Contra Identity Politics

From Briahna Joy Gray in Current Affairs, on the cudgel of identity being used to marginalize the left of the Democratic Party:

There’s a serious question about whether [Kamala] Harris can be counted on to advance progressive values when doing so might require political sacrifices...

Yet progressive critiques of Harris were met with swift and unyielding hostility. After a Mic article documented the lack of left-wing enthusiasm for a Harris candidacy, investigative journalist Victoria A. Brownsworth suggested that a better headline for the article would be: “Kamala Harris, biracial senator and former Attorney General of the most populous state, faces misogynist white men defaming her.” (This despite the fact that every critic quoted in the piece was female, and one was a woman of color.)
Using identity this way is harmful to the interests of progressive politics. Leftists, particularly leftists of color, are invested in ensuring that the Democratic Party learns from its mistakes. To that end, we are committed to helping the party put forward candidates who are less vulnerable to the types of attacks which dogged Hillary – that she was a corporatist, that she was owned by Wall Street, that she could not be trusted. That is why we question candidates like Kamala Harris, Cory Booker, and Deval Patrick – all floated as 2020 possibilities in recent weeks. Though each of them has at least one black parent, it is intellectually dishonest to pretend it is that quality, rather than their corporatism, which draws criticism from the left.

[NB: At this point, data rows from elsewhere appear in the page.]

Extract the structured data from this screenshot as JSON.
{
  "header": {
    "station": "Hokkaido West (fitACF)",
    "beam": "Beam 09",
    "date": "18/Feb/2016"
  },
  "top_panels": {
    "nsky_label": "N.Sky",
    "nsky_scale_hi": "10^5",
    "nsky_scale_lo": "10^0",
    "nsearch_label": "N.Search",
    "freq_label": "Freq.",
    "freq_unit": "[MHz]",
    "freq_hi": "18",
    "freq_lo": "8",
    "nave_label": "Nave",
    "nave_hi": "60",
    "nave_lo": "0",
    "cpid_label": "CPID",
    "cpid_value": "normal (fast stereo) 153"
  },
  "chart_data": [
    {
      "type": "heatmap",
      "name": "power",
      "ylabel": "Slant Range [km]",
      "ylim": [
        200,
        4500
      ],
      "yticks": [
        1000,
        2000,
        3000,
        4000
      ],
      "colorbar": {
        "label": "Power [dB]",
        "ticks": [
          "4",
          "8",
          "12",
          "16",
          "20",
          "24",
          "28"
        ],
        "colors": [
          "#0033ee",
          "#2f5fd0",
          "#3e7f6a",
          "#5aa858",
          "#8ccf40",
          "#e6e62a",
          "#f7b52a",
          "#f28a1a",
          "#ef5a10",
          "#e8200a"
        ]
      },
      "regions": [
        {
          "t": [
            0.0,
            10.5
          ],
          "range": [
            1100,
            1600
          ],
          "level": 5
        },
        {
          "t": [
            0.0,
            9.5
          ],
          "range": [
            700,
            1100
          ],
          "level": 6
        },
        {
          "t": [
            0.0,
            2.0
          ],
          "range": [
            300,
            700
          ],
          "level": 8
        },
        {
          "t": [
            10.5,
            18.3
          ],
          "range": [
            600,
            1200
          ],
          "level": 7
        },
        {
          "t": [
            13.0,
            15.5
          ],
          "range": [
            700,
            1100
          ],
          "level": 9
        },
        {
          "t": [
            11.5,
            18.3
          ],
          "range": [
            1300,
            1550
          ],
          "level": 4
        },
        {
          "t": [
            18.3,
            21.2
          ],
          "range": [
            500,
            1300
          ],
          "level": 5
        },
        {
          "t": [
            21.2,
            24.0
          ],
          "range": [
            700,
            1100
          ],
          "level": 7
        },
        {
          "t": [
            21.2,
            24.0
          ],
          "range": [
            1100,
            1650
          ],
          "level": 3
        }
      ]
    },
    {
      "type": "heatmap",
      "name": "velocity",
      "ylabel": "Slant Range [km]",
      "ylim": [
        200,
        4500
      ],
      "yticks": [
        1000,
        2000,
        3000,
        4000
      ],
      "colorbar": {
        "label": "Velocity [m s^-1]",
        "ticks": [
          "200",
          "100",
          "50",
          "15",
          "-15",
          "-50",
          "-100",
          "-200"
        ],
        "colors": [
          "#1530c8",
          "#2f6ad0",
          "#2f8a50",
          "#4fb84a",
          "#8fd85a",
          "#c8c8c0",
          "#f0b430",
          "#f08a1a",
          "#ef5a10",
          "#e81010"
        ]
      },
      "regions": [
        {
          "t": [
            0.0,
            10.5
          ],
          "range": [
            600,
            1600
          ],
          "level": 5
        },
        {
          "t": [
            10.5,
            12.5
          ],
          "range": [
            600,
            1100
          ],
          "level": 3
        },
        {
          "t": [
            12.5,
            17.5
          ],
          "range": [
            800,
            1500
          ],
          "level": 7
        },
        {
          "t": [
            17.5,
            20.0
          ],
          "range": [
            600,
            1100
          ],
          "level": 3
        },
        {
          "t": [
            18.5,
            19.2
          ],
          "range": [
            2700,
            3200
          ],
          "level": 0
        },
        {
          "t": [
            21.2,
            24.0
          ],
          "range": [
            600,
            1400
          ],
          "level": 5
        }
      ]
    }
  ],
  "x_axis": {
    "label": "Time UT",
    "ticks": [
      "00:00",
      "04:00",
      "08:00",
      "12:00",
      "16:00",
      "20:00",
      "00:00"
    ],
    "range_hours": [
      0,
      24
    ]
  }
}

And Frank Bruni's op-ed in the NYT this past weekend:

Should we really have say and sway only over matters that neatly dovetail with the category that we’ve been assigned (or assigned ourselves)? Is that the limit of our insights and empathies? During the Democratic primary, a Hillary Clinton supporter I know was told that he could not credibly defend her against charges of racism for her past use of the word “superpredators” because he’s white. That kind of thinking fosters estrangement instead of connection. Lilla noted that what people in a given victim group sometimes seem to be saying is: “You must understand my experience, and you can’t understand my experience.”